First, remdesivir is not a COVID-19 vaccine. It was originally an investigational drug made by US-based biopharmaceutical company, Gilead Sciences, and considered for the treatment of hepatitis and the Ebola virus infection in 2014.
After the outbreak of the coronavirus, studies found that it proved effective as an antiviral drug in the treatment of COVID-19 patients and shortened recovery period.
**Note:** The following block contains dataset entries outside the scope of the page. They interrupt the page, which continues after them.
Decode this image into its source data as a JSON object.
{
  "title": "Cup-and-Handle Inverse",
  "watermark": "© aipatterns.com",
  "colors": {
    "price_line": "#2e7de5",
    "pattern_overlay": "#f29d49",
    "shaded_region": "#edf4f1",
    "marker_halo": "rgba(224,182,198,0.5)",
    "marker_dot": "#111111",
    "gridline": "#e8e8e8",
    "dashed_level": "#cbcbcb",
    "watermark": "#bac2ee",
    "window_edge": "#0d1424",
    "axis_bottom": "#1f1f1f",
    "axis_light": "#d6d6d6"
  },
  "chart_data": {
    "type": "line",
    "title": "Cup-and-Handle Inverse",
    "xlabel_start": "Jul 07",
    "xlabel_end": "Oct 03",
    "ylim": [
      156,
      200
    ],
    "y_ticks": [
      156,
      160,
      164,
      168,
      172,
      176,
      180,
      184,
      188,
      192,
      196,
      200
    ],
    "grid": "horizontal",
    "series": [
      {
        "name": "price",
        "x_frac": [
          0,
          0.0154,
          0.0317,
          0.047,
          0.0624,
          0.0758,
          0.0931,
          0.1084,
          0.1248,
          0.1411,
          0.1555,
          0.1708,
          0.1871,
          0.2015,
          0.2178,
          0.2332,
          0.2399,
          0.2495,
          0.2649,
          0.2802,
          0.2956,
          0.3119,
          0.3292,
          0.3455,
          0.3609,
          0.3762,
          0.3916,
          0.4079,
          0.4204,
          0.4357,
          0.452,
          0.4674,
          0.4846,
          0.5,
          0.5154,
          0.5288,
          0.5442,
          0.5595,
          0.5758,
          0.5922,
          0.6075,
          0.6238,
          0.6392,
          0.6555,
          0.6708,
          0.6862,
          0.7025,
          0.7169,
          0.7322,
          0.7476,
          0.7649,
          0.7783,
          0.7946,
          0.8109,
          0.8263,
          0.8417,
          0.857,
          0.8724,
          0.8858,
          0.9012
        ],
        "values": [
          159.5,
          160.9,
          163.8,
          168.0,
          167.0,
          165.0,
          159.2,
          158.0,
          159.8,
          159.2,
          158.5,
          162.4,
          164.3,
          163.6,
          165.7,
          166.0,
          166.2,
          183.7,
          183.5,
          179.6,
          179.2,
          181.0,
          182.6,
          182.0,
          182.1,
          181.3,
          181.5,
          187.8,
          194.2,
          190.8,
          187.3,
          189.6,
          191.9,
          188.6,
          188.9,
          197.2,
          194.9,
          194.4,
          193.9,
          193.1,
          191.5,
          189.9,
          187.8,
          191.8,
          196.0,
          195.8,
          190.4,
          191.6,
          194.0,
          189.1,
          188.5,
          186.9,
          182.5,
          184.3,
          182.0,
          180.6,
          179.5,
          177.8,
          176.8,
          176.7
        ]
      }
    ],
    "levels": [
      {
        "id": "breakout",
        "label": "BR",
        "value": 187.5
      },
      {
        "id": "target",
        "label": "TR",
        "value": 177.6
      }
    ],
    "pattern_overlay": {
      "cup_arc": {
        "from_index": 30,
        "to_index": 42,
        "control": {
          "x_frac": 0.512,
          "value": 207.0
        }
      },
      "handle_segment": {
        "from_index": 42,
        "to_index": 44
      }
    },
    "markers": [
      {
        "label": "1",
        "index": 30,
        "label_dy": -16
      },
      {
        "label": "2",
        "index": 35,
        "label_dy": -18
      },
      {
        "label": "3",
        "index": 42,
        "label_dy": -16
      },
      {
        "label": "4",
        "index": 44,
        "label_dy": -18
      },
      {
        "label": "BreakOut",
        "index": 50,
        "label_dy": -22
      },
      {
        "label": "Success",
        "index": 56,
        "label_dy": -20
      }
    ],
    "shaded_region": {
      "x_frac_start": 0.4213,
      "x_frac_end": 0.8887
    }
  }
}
In May 2020, the U.S. Food and Drug Administration (FDA) authorised the drug for emergency use “for the treatment of suspected or laboratory-confirmed COVID-19 in adults and children hospitalised with severe disease.” It was the first drug approved by the U.S. regulatory body for COVID-19 treatment.
Shortly afterwards, it was also approved for use by the United Kingdom’s National Health Service (NHS).
The World Health Organisation (WHO), however, stated in November 2020 that it was conditionally advising against the use of the drug as there was no evidence at the time that it improved “survival and other outcomes” in patients.
“The evidence suggested no important effect on mortality, need for mechanical ventilation, time to clinical improvement, and other patient-important outcomes,” the UN agency said after reviewing data from over 7,000 patients across four trials.
The manufacturers of remdesivir, Gilead, announced last year that they signed “non-exclusive voluntary licensing agreements” with nine pharmaceutical companies based in Egypt, India and Pakistan to expand the drug’s supply.
The companies, namely Cipla, Hetero Labs, and Jubilant Lifesciences, were to ensure the drug’s distribution in 127 countries.
“The countries consist of nearly all low-income and lower-middle-income countries, as well as several upper-middle- and high-income countries that face significant obstacles to healthcare access,” the company explained.
“The licences are royalty-free until the World Health Organization declares the end of the Public Health Emergency of International Concern regarding COVID-19, or until a pharmaceutical product other than remdesivir or a vaccine is approved to treat or prevent COVID-19, whichever is earlier.”
Under the agreements, the companies were exempted from paying royalties to Gilead and could set their own prices for the drug’s generic version they would be producing. “We are confident that these long-standing voluntary licencees can efficiently scale up production of high-quality, low-cost remdesivir,” said Gilead spokesperson, Ryan McKeel.
Generic drugs are generally the same as brand-name and, according to the FDA, have the same “dosage form, safety, strength, route of administration, quality, performance characteristics, and intended use.” What this means is that it is the same remdesivir that is being administered in the various countries.
One of the generic versions of remdesivir, Covifor, has been sold in India since June 2020.
About the label which says the drug is not to be distributed in the U.S., Canada, and European Union countries, the spokesperson for Hetero Labs, one of the licencees, explained that it was “to prevent the drug from being sold illegally on the black market.”
“We think that this photo is part of a malicious campaign to create confusion around this drug,” the spokesperson added about the claim in circulation. Gilead had confirmed this too, telling Reuters that the labels only indicated restrictions in where the licencees could distribute the generic drugs.
The claims are false. Remdesivir is not a vaccine specially made for Africans but an antiviral drug found helpful in treating COVID-19 patients and whose generic versions are being produced for countries in other regions of the world, including Africa. The generic drug has exactly the same qualities as the brand-name drug.